Aquella música me despertó como si
fuese una tormenta que comienza salvaje y te cala hasta los huesos.
Mis dedos rascaron la tierra removiéndola. Podía sentir como la
tierra, y algunos insectos, penetraban en mi boca. Podía ver a los
jóvenes que a pocas calles ensayaban, las luces eléctricas, el
asfalto derramándose como una lengua negra y perversa, las
motocicletas rugiendo a gran velocidad y, en definitiva, lo distinta
que estaba mi hermosa New Orleans. Aquel jardín ruinoso seguía en
su sitio, con su hierba crecida y su casa a punto de venirse a bajo
debido al deterioro. Casi no podía sostenerme, pues era piel y
huesos. Los pequeños animales que pude atrapar fueron los primeros
en caer, pero luego corrí por la avenida buscando una víctima que
me diese su sangre, para que así pudiese seguir viviendo para
siempre.
Tras un minucioso aseo y unas compras
especiales, las cuales me produjeron una enorme satisfacción, puse
en orden mi vida y decidí provocar con aquella minúscula banda.

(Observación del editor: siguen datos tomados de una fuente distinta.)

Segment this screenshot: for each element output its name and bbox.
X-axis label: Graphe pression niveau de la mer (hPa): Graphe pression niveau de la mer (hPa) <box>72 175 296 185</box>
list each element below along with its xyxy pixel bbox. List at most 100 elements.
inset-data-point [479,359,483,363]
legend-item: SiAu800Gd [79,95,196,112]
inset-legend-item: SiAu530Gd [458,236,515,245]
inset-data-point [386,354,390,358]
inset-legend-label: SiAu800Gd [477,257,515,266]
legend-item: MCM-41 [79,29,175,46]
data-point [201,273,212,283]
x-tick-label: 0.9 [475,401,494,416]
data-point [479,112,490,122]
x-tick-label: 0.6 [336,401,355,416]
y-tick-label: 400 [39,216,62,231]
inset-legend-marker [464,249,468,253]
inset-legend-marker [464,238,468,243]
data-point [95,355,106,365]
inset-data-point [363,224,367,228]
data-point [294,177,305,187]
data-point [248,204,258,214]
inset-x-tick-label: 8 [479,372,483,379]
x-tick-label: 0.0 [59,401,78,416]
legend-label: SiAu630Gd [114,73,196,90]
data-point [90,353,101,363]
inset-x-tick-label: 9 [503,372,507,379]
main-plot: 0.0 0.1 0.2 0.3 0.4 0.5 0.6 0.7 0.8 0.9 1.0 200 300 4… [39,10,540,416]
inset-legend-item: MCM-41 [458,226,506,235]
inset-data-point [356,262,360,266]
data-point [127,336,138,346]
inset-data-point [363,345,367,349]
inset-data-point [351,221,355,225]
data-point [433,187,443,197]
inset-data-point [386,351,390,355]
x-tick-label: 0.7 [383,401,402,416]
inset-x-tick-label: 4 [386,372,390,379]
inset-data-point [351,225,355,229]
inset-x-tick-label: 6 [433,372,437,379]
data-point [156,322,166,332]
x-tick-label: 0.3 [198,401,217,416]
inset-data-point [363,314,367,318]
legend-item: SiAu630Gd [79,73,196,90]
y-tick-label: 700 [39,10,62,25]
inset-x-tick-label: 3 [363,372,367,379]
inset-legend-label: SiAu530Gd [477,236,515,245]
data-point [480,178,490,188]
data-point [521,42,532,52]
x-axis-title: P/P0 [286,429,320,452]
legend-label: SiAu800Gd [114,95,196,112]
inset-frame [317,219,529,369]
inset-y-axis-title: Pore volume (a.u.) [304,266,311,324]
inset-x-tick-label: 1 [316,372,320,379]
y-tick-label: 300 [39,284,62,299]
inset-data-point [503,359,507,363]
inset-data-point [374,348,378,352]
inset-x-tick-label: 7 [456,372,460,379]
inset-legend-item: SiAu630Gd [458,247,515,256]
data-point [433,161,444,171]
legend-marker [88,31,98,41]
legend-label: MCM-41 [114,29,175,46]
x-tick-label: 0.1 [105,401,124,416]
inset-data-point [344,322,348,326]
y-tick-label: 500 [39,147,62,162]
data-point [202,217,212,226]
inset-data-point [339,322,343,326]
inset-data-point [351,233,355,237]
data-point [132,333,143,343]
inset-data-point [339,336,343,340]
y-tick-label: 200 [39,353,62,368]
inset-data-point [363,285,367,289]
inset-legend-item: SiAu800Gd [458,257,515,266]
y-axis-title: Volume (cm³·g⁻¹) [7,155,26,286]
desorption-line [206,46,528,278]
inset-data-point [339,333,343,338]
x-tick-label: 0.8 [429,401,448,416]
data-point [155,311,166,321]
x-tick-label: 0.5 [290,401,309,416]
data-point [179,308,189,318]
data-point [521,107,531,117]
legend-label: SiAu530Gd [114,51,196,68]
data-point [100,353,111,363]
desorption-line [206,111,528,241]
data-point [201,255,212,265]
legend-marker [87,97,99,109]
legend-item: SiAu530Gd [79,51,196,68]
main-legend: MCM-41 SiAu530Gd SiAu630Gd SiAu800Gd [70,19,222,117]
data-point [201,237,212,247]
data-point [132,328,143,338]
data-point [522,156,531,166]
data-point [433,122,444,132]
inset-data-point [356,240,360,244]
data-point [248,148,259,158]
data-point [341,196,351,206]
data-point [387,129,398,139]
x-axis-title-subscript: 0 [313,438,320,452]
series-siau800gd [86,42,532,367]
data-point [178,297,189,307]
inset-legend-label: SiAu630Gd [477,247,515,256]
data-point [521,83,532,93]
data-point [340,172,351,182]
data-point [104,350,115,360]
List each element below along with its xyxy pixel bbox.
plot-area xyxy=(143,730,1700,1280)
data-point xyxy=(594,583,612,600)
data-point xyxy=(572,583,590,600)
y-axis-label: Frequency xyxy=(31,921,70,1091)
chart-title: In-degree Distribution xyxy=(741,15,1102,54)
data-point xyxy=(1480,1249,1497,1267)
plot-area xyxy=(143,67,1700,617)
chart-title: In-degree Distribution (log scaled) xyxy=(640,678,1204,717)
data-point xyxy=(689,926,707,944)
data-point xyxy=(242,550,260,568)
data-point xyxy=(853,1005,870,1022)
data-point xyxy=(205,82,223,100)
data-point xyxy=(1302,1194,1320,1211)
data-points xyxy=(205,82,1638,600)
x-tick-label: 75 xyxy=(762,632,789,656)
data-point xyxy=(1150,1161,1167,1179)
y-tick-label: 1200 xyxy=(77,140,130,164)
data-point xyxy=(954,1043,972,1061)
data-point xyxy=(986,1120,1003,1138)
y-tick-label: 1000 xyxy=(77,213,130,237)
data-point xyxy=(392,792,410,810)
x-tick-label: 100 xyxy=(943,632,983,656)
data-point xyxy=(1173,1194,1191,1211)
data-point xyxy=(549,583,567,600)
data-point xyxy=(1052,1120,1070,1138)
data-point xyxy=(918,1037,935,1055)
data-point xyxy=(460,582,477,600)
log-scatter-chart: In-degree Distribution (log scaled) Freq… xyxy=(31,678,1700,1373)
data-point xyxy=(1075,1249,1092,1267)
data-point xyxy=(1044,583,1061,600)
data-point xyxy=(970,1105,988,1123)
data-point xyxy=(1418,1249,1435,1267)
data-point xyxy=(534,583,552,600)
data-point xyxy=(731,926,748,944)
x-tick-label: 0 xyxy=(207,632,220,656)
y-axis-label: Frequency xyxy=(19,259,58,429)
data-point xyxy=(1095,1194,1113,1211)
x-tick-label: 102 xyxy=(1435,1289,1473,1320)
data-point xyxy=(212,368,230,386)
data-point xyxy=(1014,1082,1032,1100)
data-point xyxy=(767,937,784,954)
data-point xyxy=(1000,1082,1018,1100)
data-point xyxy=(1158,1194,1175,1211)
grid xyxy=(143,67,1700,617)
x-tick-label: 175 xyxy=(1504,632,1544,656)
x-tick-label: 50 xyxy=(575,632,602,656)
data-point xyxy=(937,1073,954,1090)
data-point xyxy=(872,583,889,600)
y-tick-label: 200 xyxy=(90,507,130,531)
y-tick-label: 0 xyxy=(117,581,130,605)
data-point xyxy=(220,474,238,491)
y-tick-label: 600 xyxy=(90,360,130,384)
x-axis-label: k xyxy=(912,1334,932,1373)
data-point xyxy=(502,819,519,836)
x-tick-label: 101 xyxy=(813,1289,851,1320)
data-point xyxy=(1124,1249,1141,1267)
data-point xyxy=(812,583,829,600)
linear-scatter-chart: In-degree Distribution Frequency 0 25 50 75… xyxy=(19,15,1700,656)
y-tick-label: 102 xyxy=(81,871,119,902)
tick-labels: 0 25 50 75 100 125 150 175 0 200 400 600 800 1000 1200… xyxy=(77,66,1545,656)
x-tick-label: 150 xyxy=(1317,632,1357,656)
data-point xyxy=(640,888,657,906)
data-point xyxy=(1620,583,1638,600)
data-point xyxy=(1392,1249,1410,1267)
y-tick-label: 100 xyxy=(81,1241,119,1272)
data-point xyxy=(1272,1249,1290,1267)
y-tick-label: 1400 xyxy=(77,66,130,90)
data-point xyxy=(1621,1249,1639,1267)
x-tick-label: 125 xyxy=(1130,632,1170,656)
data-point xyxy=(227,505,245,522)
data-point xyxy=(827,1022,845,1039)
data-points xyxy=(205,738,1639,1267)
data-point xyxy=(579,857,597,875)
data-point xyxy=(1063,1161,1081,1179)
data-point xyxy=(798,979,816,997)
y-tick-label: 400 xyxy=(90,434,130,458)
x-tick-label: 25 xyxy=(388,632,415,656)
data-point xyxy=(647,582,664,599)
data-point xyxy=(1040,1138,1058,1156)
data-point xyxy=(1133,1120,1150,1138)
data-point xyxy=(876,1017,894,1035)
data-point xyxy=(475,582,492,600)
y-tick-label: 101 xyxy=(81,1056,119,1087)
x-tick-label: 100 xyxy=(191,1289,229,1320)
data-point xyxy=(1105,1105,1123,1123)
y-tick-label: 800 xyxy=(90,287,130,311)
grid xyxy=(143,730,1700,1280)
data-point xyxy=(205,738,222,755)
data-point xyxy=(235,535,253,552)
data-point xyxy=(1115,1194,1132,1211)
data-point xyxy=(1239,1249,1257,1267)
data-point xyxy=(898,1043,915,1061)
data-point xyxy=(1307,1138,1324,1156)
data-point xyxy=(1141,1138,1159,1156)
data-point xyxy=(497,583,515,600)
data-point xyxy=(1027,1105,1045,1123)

Quería comprender la música que hacían, pero para mi sorpresa
ellos me conocían a mí. Conocían a la perfección parte de mi
vida, aunque estaba llena de mentiras suculentas. Louis había
hablado. Rompió una regla tras otra. ¿Por qué no lo haría yo?
Pensé que era un “ahora o nunca” y decidí que debía ser
“ahora”. Antes que pudiese asimilarlo me habían aceptado, habían
visto en mí a un tipo excéntrico que podría hacerlos grandes.
Nosotros seríamos “La Noche Libre de Satán.”
Estaba obsesionado con sus ojos negros,
que parecían estar ciegos, y sus carnosos labios de mármol. Ella,
la Diosa silenciosa, aún permanecía en su trono junto a su
consorte. Ambos convertidos en un grito desesperado de verdades
inconfesables. Rompería mi silencio porque estaba harto. Muchos
tropiezos en mi vida, los malos juicios de mis discípulos, y el
dolor que había sentido era por haber silenciado mis labios. Todos
tenían que saber quienes éramos. Era necesario. Pero del mismo modo
que yo quería llegar a todos, otros querían llegar a mí para
destruirme.
Iniciaríamos una gira en San Franciso.
Iniciaríamos un nuevo mundo. Algo grande iba a suceder.
Nada malo me pasó. No a mí. Yo
siempre he sido un hombre afortunado. Logré que ella despertara de
su sueño, se moviera por el mundo y destruyera parte de éste. El
fuego y las explosiones llegaron hasta el borde del escenario. Todos
sabían que era el protegido de algo mucho mayor que todos ellos.
Pude salir de allí gracias a mi madre y a Louis. Los tres nos fuimos
a las afueras. Allí quedó San Francisco, el lugar donde quise dar
mi primer y único concierto. El vampiro Lestat huía, pero no fue
muy lejos.
La reina, la Diosa, apareció
súbitamente y me llevó con ella. Comencé a ser el Príncipe de los
Cielos, un ángel rubio de ojos claros que la acompañaba en sus
brazos. Podía ver el mundo bajo nuestros pies. Veía las luces
eléctricas chisporroteando. Comprendí que ella tenía una misión
suicida. Nadie parecía detenerla, pero sabía que lo harían.
Hace tiempo de todo eso. Aunque no han
pasado tantos años, ¿no es así? Tan sólo unas tres décadas. Aún
puedo escuchar el suelo rugir bajo mis pies, las luces dándome en la
cara hasta casi cegarme y mi voz proyectándose por todo el lugar.
Sí, aún. ¿Y ella está en algún lugar? ¿Puedo decir que está en
un lugar mejor? Un lugar mejor... Ojalá creyera en el Paraíso, pero
ni siquiera mis siguientes aventuras me dieron fe en ello.
Akasha... su nombre jamás podré
olvidarlo. Jamás podré dejar de amarla. Ella estaba equivocada,
estaba siendo manipulada por un insaciable deseo de ser amada. Nunca
se dio cuenta que yo ya la amaba, que muchos lo hacían, y no era
necesario ese alarde de poder y destrucción. Mi pobre Diosa, mi
pobre mujer. Temí por mi vida, temí por todos, pero a la vez no
pude dejar de llorar su muerte y amarla como todavía la amo.